- Interactive map of the Simama Hotel area
- Alternative names: Hotel Simama
- Etymology: The neighborhood of Lilongwe

General information
- Type: Hotel
- Location: Falls Estates, Area 1, Lilongwe Malawi
- Coordinates: 13°57′S 33°47′E﻿ / ﻿13.950°S 33.783°E
- Construction started: 2013
- Opened: 2015
- Owner: Abraham Simama

Height
- Height: 140 ft (43 m)

Technical details
- Floor count: 17
- Grounds: 14,111 ft^{2} (1,311.0 m^{2})

Other information
- Number of rooms: 52

= Simama Hotel =

Hotel in Lilongwe Malawi

Simama Hotel is a hotel located in Lilongwe, Malawi. It is the country's biggest and most notable hotel after the Sun Bird chain of hotels. The hotel provides facilities and services for the local and middle class business, as well as leisure travelers. The hotel was launched by the Minister of Information, Civic Education and Tourism, Jappie Mhango. The building cost up to MK3.6 (Malawian Kwacha).

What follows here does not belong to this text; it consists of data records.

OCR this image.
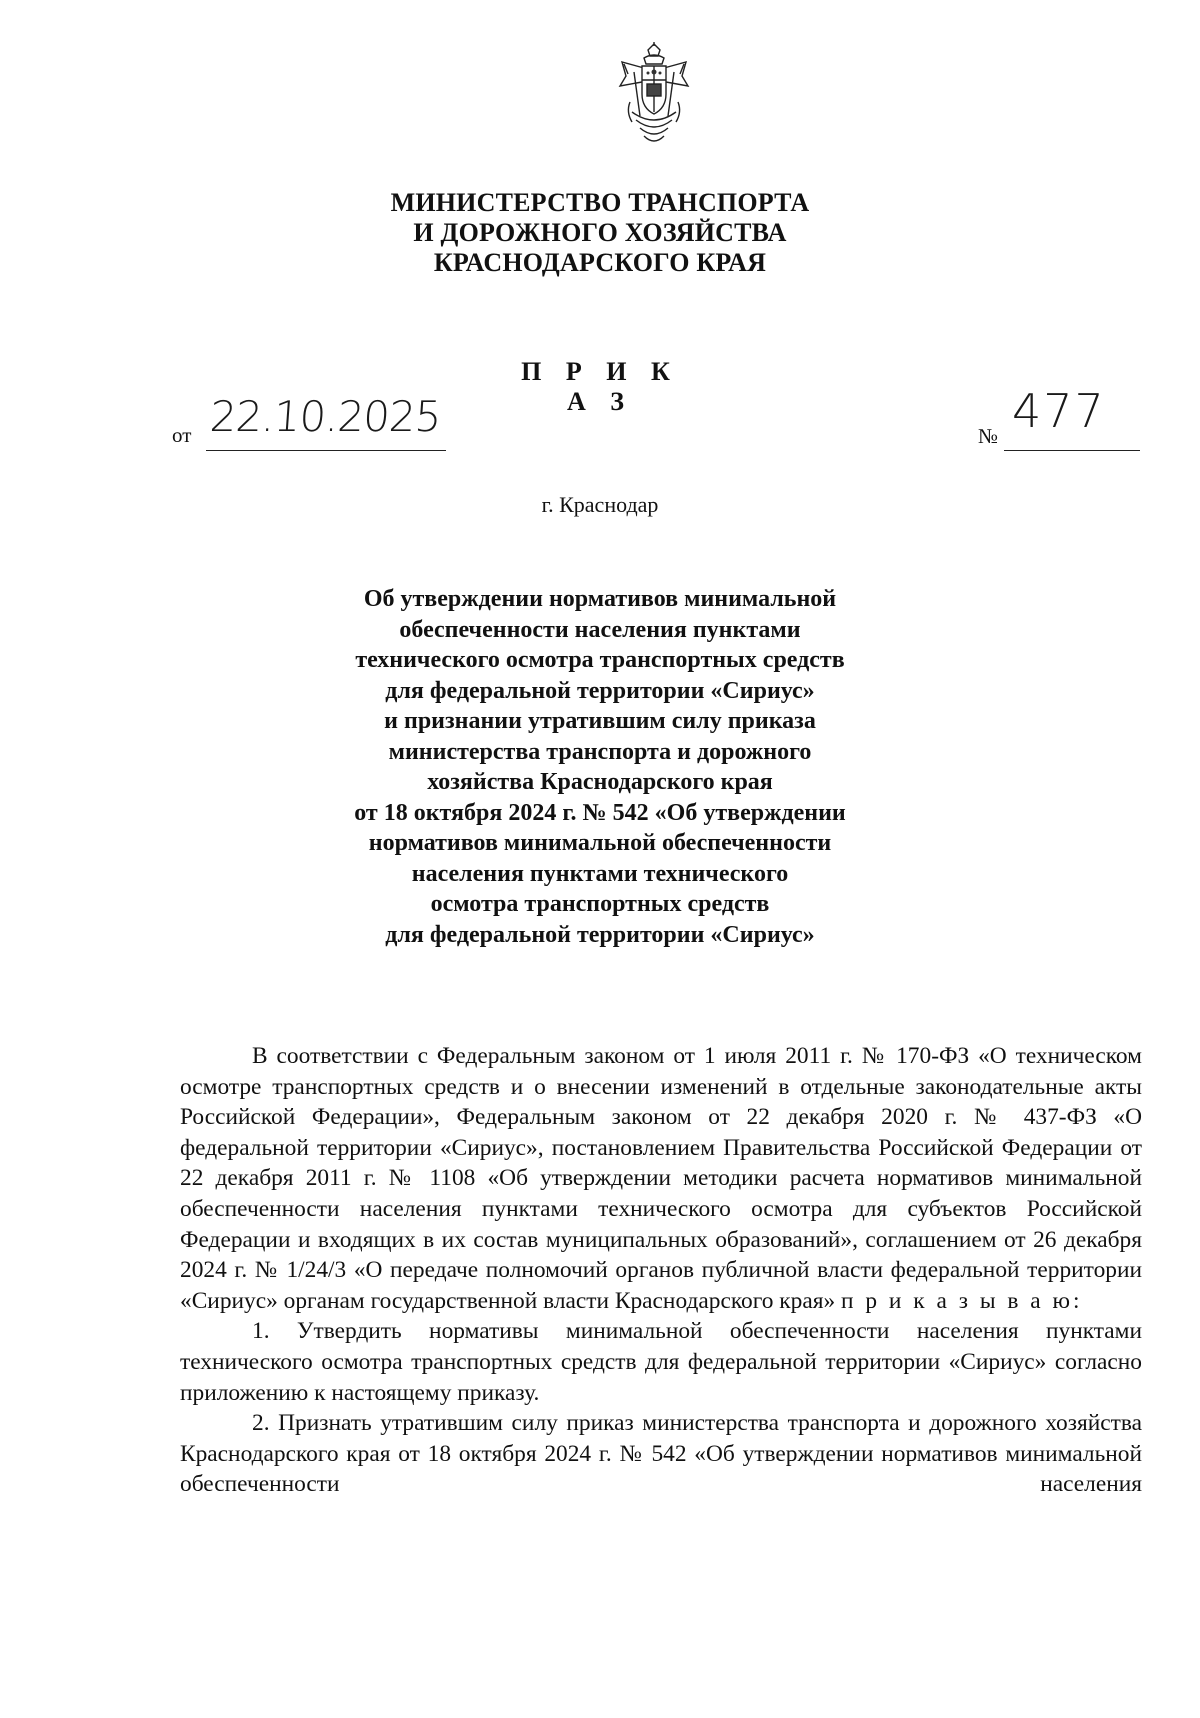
МИНИСТЕРСТВО ТРАНСПОРТА
И ДОРОЖНОГО ХОЗЯЙСТВА
КРАСНОДАРСКОГО КРАЯ
П Р И К А З
от 22.10.2025	№ 477
г. Краснодар
Об утверждении нормативов минимальной
обеспеченности населения пунктами
технического осмотра транспортных средств
для федеральной территории «Сириус»
и признании утратившим силу приказа
министерства транспорта и дорожного
хозяйства Краснодарского края
от 18 октября 2024 г. № 542 «Об утверждении
нормативов минимальной обеспеченности
населения пунктами технического
осмотра транспортных средств
для федеральной территории «Сириус»

В соответствии с Федеральным законом от 1 июля 2011 г. № 170-ФЗ «О техническом осмотре транспортных средств и о внесении изменений в отдельные законодательные акты Российской Федерации», Федеральным законом от 22 декабря 2020 г. № 437-ФЗ «О федеральной территории «Сириус», постановлением Правительства Российской Федерации от 22 декабря 2011 г. № 1108 «Об утверждении методики расчета нормативов минимальной обеспеченности населения пунктами технического осмотра для субъектов Российской Федерации и входящих в их состав муниципальных образований», соглашением от 26 декабря 2024 г. № 1/24/3 «О передаче полномочий органов публичной власти федеральной территории «Сириус» органам государственной власти Краснодарского края» п р и к а з ы в а ю:

1. Утвердить нормативы минимальной обеспеченности населения пунктами технического осмотра транспортных средств для федеральной территории «Сириус» согласно приложению к настоящему приказу.

2. Признать утратившим силу приказ министерства транспорта и дорожного хозяйства Краснодарского края от 18 октября 2024 г. № 542 «Об утверждении нормативов минимальной обеспеченности населения
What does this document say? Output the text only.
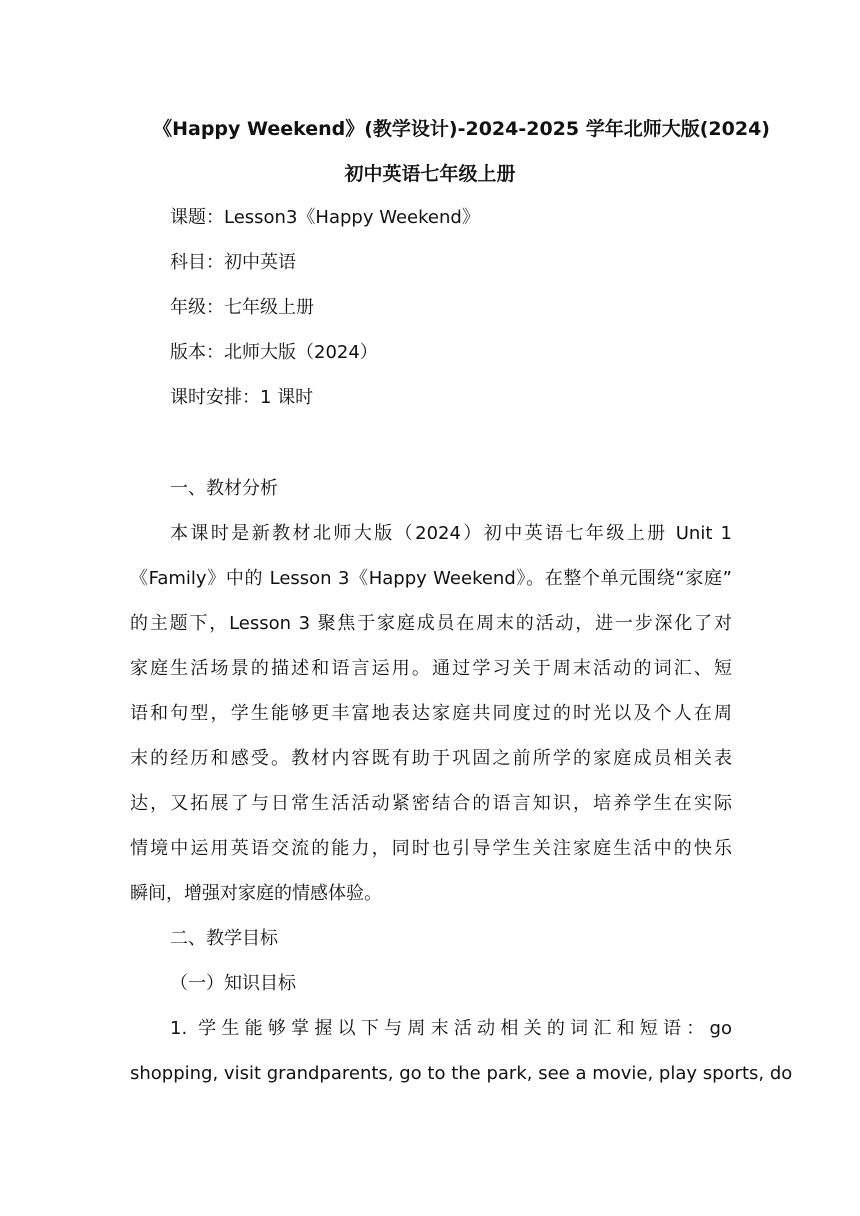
《Happy Weekend》(教学设计)-2024-2025 学年北师大版(2024)
初中英语七年级上册
课题：Lesson3《Happy Weekend》
科目：初中英语
年级：七年级上册
版本：北师大版（2024）
课时安排：1 课时
一、教材分析
本课时是新教材北师大版（2024）初中英语七年级上册 Unit 1
《Family》中的 Lesson 3《Happy Weekend》。在整个单元围绕“家庭”
的主题下，Lesson 3 聚焦于家庭成员在周末的活动，进一步深化了对
家庭生活场景的描述和语言运用。通过学习关于周末活动的词汇、短
语和句型，学生能够更丰富地表达家庭共同度过的时光以及个人在周
末的经历和感受。教材内容既有助于巩固之前所学的家庭成员相关表
达，又拓展了与日常生活活动紧密结合的语言知识，培养学生在实际
情境中运用英语交流的能力，同时也引导学生关注家庭生活中的快乐
瞬间，增强对家庭的情感体验。
二、教学目标
（一）知识目标
1. 学生能够掌握以下与周末活动相关的词汇和短语：go
shopping, visit grandparents, go to the park, see a movie, play sports, do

It is owned by Abraham Simama.

The hotel was built as part of boosting tourism in the city. In 2021, the 7th National Men's Championship of Malawi and 1st Women's Championship was conducted at the hotel from 28 to 30 May 2021. In 2016, the hotel donated bags of maize to the less fortunate.

== Location ==
The hotel is located along Falls Estates in Lilongwe. It is close to Lilongwe Girls Secondary School and Falls Baptist Private Secondary School. Its nearby places include Lilongwe City Mall, Lilongwe Girls Cemetery, Lilongwe Golf Course and Lilongwe Wildlife Centre.